What is The New Yorker? I know it’s a great magazine and that it’s a tremendous source of pleasure in my life. But what exactly is it? This blog’s premise is that The New Yorker is a work of art, as worthy of comment and analysis as, say, Keats’s “Ode on a Grecian Urn.” Each week I review one or more aspects of the magazine’s latest issue. I suppose it’s possible to describe and analyze an entire issue, but I prefer to keep my reviews brief, and so I usually focus on just one or two pieces, to explore in each the signature style of its author. A piece by Nick Paumgarten is not like a piece by Jill Lepore, and neither is like a piece by Ian Frazier. One could not mistake Collins for Seabrook, or Bilger for Galchen, or Mogelson for Kolbert. Each has found a style, and it is that style that I respond to as I read, and want to understand and describe.

Sunday, March 5, 2017

Ian Frazier's "A Vast and Terrifying Saga"


Iqaluit Beach, 2007 (Photo by Lorna MacDougall)














Ian Frazier, in his wonderful “A Vast and Terrifying Saga” (The New York Review of Books, February 23, 2017), a review of Annie Proulx’s new novel Barkskins, writes,

“Brokeback Mountain” and Proulx’s other Wyoming stories, many of them found in her collection Close Range, get their power from the [western] myth’s dependable high-lonesome twang, but they stay in the mind because of the details. Nobody, old-timer or otherwise, has a better eye for the physical, geographic, geologic, flotsam-strewn American West.

This is a considerable compliment from a writer whose own eye for “physical, geographic, geologic, flotsam-strewn” places is extraordinary: “spavined barns, bladeless windmills, crumpled stock tanks, tree-sheltered homeplaces with home missing, fallen-down corrals, splintered stock chutes, rusting farm machinery” (Great Plains); “an armchair, a pink plastic bottle in the shape of a baby’s shoe, a pile of shingles, an old-fashioned TV antenna, beer cans, a rusting John Deere swather” (On the Rez); “crumpled-up Caterpillar treads, school bus hulks, twisted scaffolding in rats’-nest heaps, rusted gold dredges, busted paddle wheels, crunched pallets, hyperextended recliner chairs, skewed all-terrain vehicle frames, mashed wooden dogsleds, multicolored nylon exploded to pompoms, door-sprung ambulance vans, dinged fuel tanks, shot clutch plates, run-over corrugated pipe, bent I beams, bent rebars, bent vents” (Travels in Siberia). 

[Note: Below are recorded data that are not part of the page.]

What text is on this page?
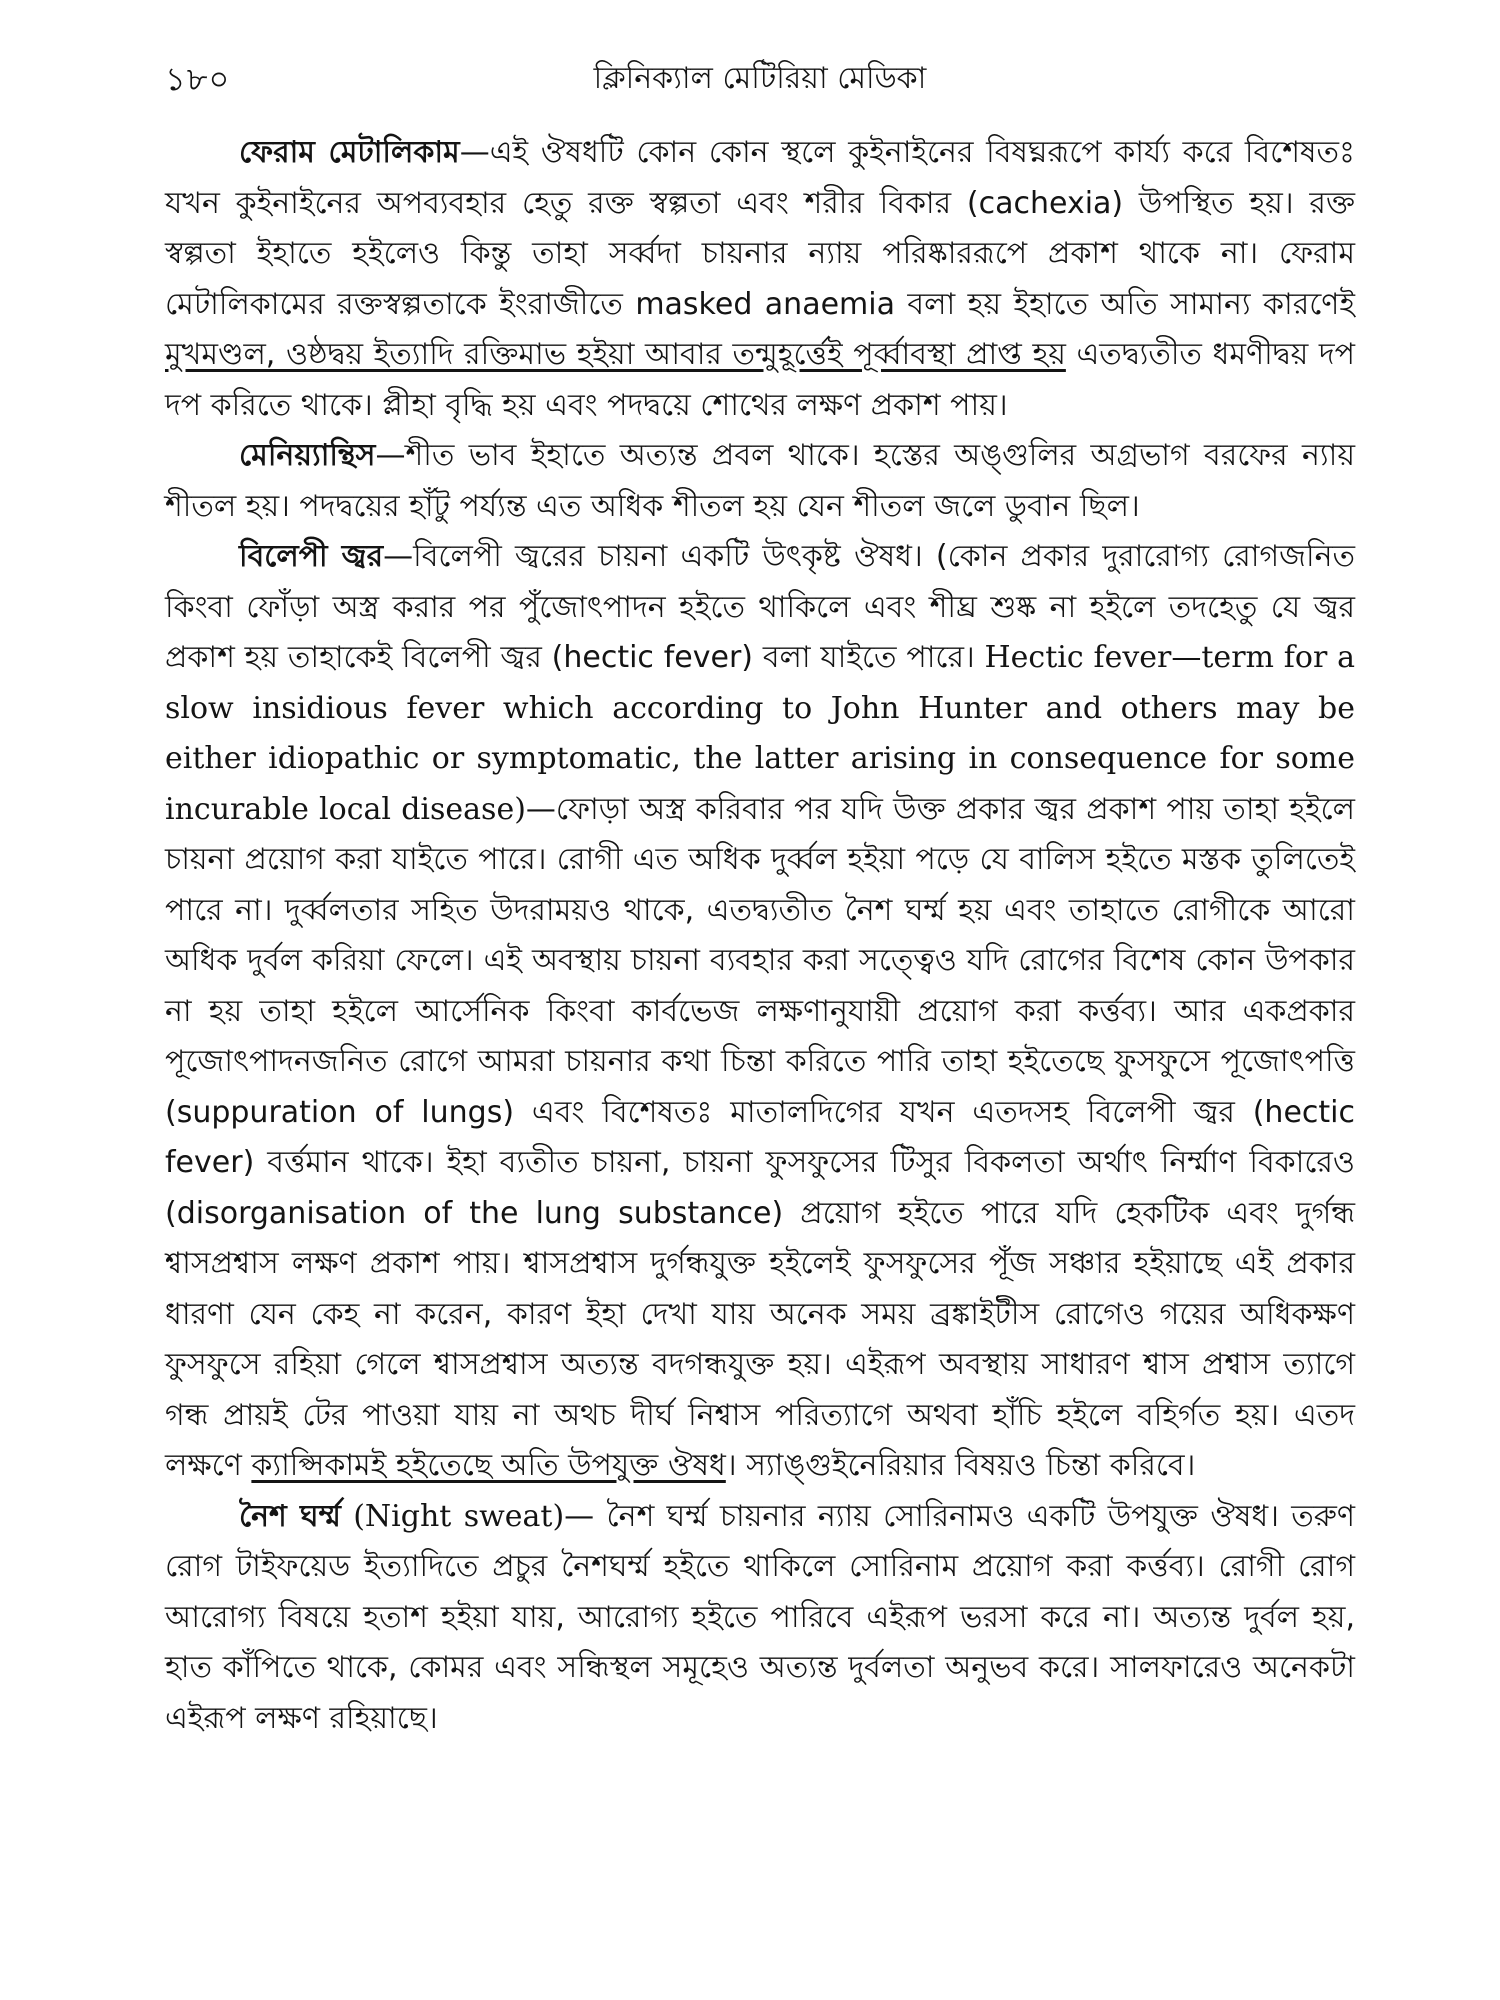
১৮০	ক্লিনিক্যাল মেটিরিয়া মেডিকা

ফেরাম মেটালিকাম—এই ঔষধটি কোন কোন স্থলে কুইনাইনের বিষঘ্নরূপে কার্য্য করে বিশেষতঃ যখন কুইনাইনের অপব্যবহার হেতু রক্ত স্বল্পতা এবং শরীর বিকার (cachexia) উপস্থিত হয়। রক্ত স্বল্পতা ইহাতে হইলেও কিন্তু তাহা সর্ব্বদা চায়নার ন্যায় পরিষ্কাররূপে প্রকাশ থাকে না। ফেরাম মেটালিকামের রক্তস্বল্পতাকে ইংরাজীতে masked anaemia বলা হয় ইহাতে অতি সামান্য কারণেই মুখমণ্ডল, ওষ্ঠদ্বয় ইত্যাদি রক্তিমাভ হইয়া আবার তন্মুহূর্ত্তেই পূর্ব্বাবস্থা প্রাপ্ত হয় এতদ্ব্যতীত ধমণীদ্বয় দপ দপ করিতে থাকে। প্লীহা বৃদ্ধি হয় এবং পদদ্বয়ে শোথের লক্ষণ প্রকাশ পায়।

মেনিয়্যান্থিস—শীত ভাব ইহাতে অত্যন্ত প্রবল থাকে। হস্তের অঙ্গুলির অগ্রভাগ বরফের ন্যায় শীতল হয়। পদদ্বয়ের হাঁটু পর্য্যন্ত এত অধিক শীতল হয় যেন শীতল জলে ডুবান ছিল।

বিলেপী জ্বর—বিলেপী জ্বরের চায়না একটি উৎকৃষ্ট ঔষধ। (কোন প্রকার দুরারোগ্য রোগজনিত কিংবা ফোঁড়া অস্ত্র করার পর পুঁজোৎপাদন হইতে থাকিলে এবং শীঘ্র শুষ্ক না হইলে তদহেতু যে জ্বর প্রকাশ হয় তাহাকেই বিলেপী জ্বর (hectic fever) বলা যাইতে পারে। Hectic fever—term for a slow insidious fever which according to John Hunter and others may be either idiopathic or symptomatic, the latter arising in consequence for some incurable local disease)—ফোড়া অস্ত্র করিবার পর যদি উক্ত প্রকার জ্বর প্রকাশ পায় তাহা হইলে চায়না প্রয়োগ করা যাইতে পারে। রোগী এত অধিক দুর্ব্বল হইয়া পড়ে যে বালিস হইতে মস্তক তুলিতেই পারে না। দুর্ব্বলতার সহিত উদরাময়ও থাকে, এতদ্ব্যতীত নৈশ ঘর্ম্ম হয় এবং তাহাতে রোগীকে আরো অধিক দুর্বল করিয়া ফেলে। এই অবস্থায় চায়না ব্যবহার করা সত্ত্বেও যদি রোগের বিশেষ কোন উপকার না হয় তাহা হইলে আর্সেনিক কিংবা কার্বভেজ লক্ষণানুযায়ী প্রয়োগ করা কর্ত্তব্য। আর একপ্রকার পূজোৎপাদনজনিত রোগে আমরা চায়নার কথা চিন্তা করিতে পারি তাহা হইতেছে ফুসফুসে পূজোৎপত্তি (suppuration of lungs) এবং বিশেষতঃ মাতালদিগের যখন এতদসহ বিলেপী জ্বর (hectic fever) বর্ত্তমান থাকে। ইহা ব্যতীত চায়না, চায়না ফুসফুসের টিসুর বিকলতা অর্থাৎ নির্ম্মাণ বিকারেও (disorganisation of the lung substance) প্রয়োগ হইতে পারে যদি হেকটিক এবং দুর্গন্ধ শ্বাসপ্রশ্বাস লক্ষণ প্রকাশ পায়। শ্বাসপ্রশ্বাস দুর্গন্ধযুক্ত হইলেই ফুসফুসের পূঁজ সঞ্চার হইয়াছে এই প্রকার ধারণা যেন কেহ না করেন, কারণ ইহা দেখা যায় অনেক সময় ব্রঙ্কাইটীস রোগেও গয়ের অধিকক্ষণ ফুসফুসে রহিয়া গেলে শ্বাসপ্রশ্বাস অত্যন্ত বদগন্ধযুক্ত হয়। এইরূপ অবস্থায় সাধারণ শ্বাস প্রশ্বাস ত্যাগে গন্ধ প্রায়ই টের পাওয়া যায় না অথচ দীর্ঘ নিশ্বাস পরিত্যাগে অথবা হাঁচি হইলে বহির্গত হয়। এতদ লক্ষণে ক্যাপ্সিকামই হইতেছে অতি উপযুক্ত ঔষধ। স্যাঙ্গুইনেরিয়ার বিষয়ও চিন্তা করিবে।

নৈশ ঘর্ম্ম (Night sweat)— নৈশ ঘর্ম্ম চায়নার ন্যায় সোরিনামও একটি উপযুক্ত ঔষধ। তরুণ রোগ টাইফয়েড ইত্যাদিতে প্রচুর নৈশঘর্ম্ম হইতে থাকিলে সোরিনাম প্রয়োগ করা কর্ত্তব্য। রোগী রোগ আরোগ্য বিষয়ে হতাশ হইয়া যায়, আরোগ্য হইতে পারিবে এইরূপ ভরসা করে না। অত্যন্ত দুর্বল হয়, হাত কাঁপিতে থাকে, কোমর এবং সন্ধিস্থল সমূহেও অত্যন্ত দুর্বলতা অনুভব করে। সালফারেও অনেকটা এইরূপ লক্ষণ রহিয়াছে।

I relish these junky lists. I, too, am drawn to such stuff. When I lived in Iqaluit, Nunavut, I used to walk the beach, marveling at the mishmash of plywood shacks, torn tents, broken-up boats, twisted tarps, frayed ropes, cannibalized snowmobiles, decaying caribou skins, scattered tools and engine parts, on and on. What accounts for their attraction? For me, it’s the sheer chaotic randomness of it all, what Leo Steinberg, in his description of Robert Rauschenberg’s great Washington’s Golden Egg, called “disjunction by juxtaposition” (Encounters with Rauschenberg, 2000).

But for Frazier, I think the attraction is deeper. I think it’s an aspect of his elegiac impulse – his intense awareness of and lament for life’s ephemerality. There’s a tinge of this in “A Vast and Terrifying Saga” when he notes that the western myth is

always looking back to what’s been lost: to the days of the buffalo before white men came, to the fur-trapper rendezvous blowouts of the 1820s, to the open cattle range of the 1870s, to the unplundered plains of recent memory before strip-mining for coal and fracking for natural gas and oil – all of it lost and gone forever and mourned, as Jack Twist and Ennis Del Mar spend the rest of their lives mourning the summer when they were young and in love in their sheep camp on Brokeback Mountain.

In “A Vast and Terrifying Saga,” Frazier salutes a fellow western elegist.